A friend picked me up a copy of Stolen Sharpie Revolution (by/edited by Alex Wrekk) at the Cut-N-Paste Fair in Toronto last weekend (and he paid for it in TTC tokens, which I think I'm going to make into a tradition.) I've been flipping through it. What a great little book. Small, all kind of sexy and bright red, and the inside a crazy mishmash of zine-style layout, typed and pasted text blocks, and great advice on everything from how to make your own silkscreens, to how to publish other people, to how to get into postal art circles, to how to run a zine distro. And a fine resource of (mostly American) distros and small presses and the like. I'm going to be poring over it cover to cover in the next little while. It makes you want to go find your Sharpie and start cutting and pasting.

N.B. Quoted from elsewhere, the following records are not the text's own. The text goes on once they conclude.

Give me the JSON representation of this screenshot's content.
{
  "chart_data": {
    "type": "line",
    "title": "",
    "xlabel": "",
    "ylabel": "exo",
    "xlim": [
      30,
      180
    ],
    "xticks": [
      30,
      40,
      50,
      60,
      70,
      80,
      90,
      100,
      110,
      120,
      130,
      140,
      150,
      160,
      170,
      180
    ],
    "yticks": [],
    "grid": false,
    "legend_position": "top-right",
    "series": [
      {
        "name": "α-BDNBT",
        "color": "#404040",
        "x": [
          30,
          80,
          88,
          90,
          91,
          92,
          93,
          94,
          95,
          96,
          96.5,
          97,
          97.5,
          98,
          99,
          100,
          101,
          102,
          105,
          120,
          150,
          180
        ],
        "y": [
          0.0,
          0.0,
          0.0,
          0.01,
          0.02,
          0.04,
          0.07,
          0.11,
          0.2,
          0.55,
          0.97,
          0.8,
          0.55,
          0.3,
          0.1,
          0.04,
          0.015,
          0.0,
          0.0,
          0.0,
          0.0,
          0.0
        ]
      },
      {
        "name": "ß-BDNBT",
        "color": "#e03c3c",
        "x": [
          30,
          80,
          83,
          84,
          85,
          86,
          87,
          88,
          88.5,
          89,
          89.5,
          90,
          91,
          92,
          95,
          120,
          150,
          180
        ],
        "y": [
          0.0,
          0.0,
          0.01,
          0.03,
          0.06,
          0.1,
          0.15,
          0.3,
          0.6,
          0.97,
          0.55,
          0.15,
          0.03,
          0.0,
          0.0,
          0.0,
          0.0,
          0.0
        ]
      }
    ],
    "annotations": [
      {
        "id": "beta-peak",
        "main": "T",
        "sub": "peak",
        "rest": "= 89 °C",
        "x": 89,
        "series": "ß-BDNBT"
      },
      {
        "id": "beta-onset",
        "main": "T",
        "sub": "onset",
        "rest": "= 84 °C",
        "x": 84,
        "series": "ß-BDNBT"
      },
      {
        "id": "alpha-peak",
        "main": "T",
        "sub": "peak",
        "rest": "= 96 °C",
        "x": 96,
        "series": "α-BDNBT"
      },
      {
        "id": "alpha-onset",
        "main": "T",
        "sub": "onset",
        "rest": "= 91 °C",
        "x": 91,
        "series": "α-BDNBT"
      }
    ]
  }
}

Its main point seems to be that really, nothing can't be DIY-ed. You could pay a print shop $12 a shirt and a $60 setup fee to print your small press's promotional shirts, or you could go get some emulsion, a screen, and a bulk pack of Fruit Of the Looms and have fun for an afternoon for a lot cheaper. There are tips on copy machines, block printing, getting cheap paper that card shops are throwing out, spraypainting badges, writing to zinesters, getting published by someone else's zine, starting a zine library, and taking your zines on tour.

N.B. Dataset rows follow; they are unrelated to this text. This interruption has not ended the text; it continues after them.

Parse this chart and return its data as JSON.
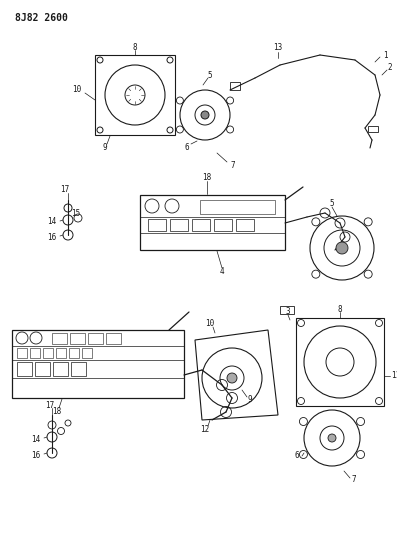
{
  "title": "8J82 2600",
  "bg_color": "#ffffff",
  "line_color": "#1a1a1a",
  "figsize": [
    3.97,
    5.33
  ],
  "dpi": 100
}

There's another whole meditation to be done here on why people who make tiny photocopied books that they give away or sell for a buck apiece even do this, but as far as I can tell, the reason is pretty simple - some people need to sing, some people need to perform, and some people need to produce printed matter. And finding other people with the same obsession is always exhilarating. I like the zine crowd - I think I tend towards a far more staid kind of layout in my own small press publishing, but the more zines I read, the more amazed I am at the culture.

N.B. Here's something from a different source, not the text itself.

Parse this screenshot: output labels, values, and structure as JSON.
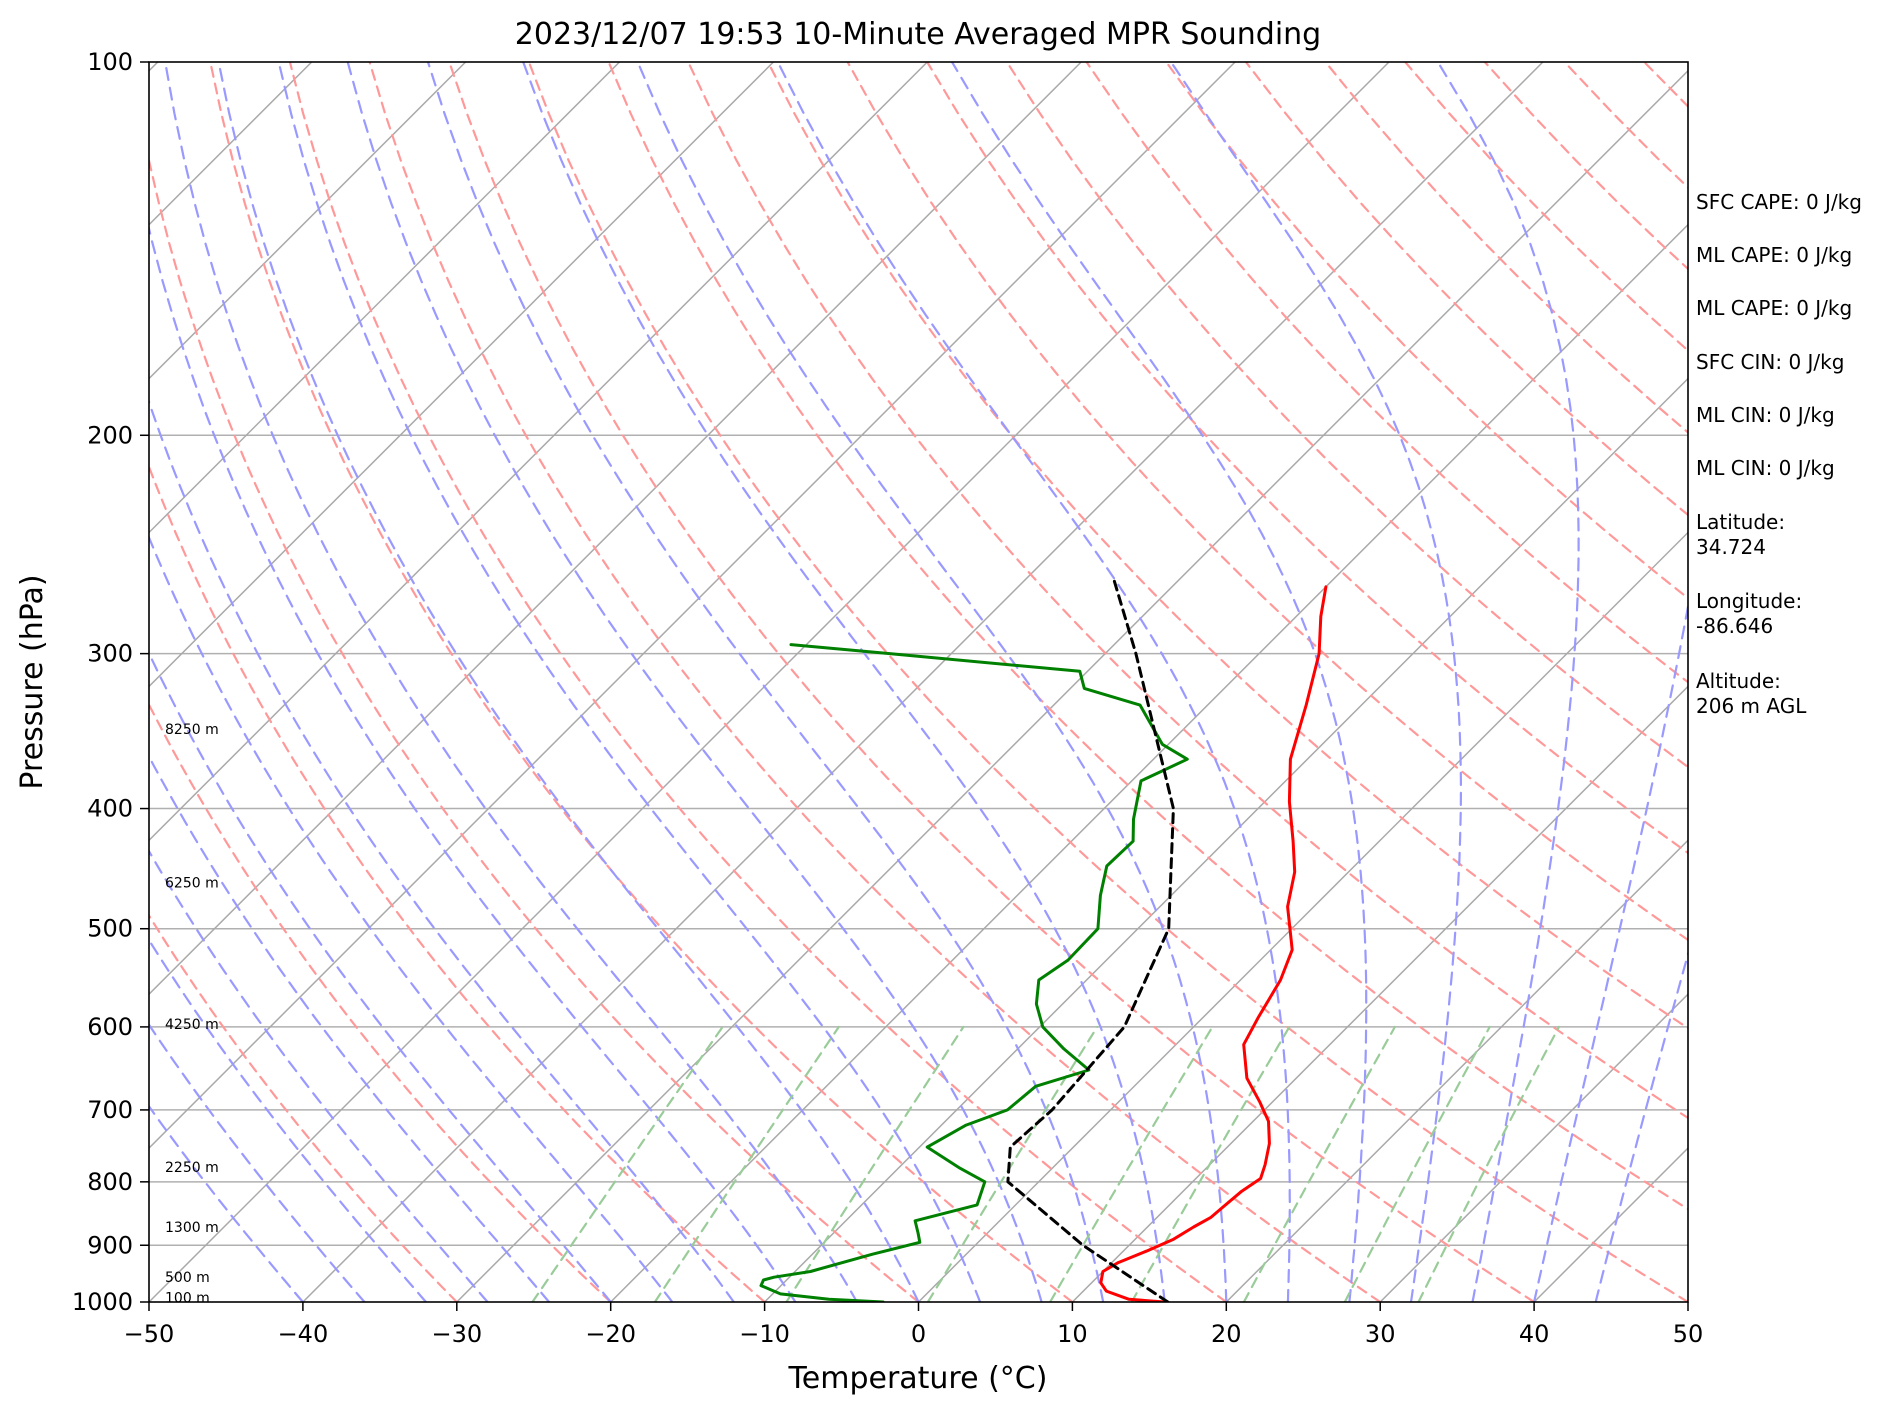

And there's yet another possible meditation on the interface between a world full of webpages and a boom in zine publishing - both very ephemeral, cheap, widely-distributable ways of putting your thoughts/experiences/ideas/aesthetic out into the public forum. Casting a net for likeminded folks.
The website for the people who made this lovely little compendium of all things zine? www.microcosmpublishing.com.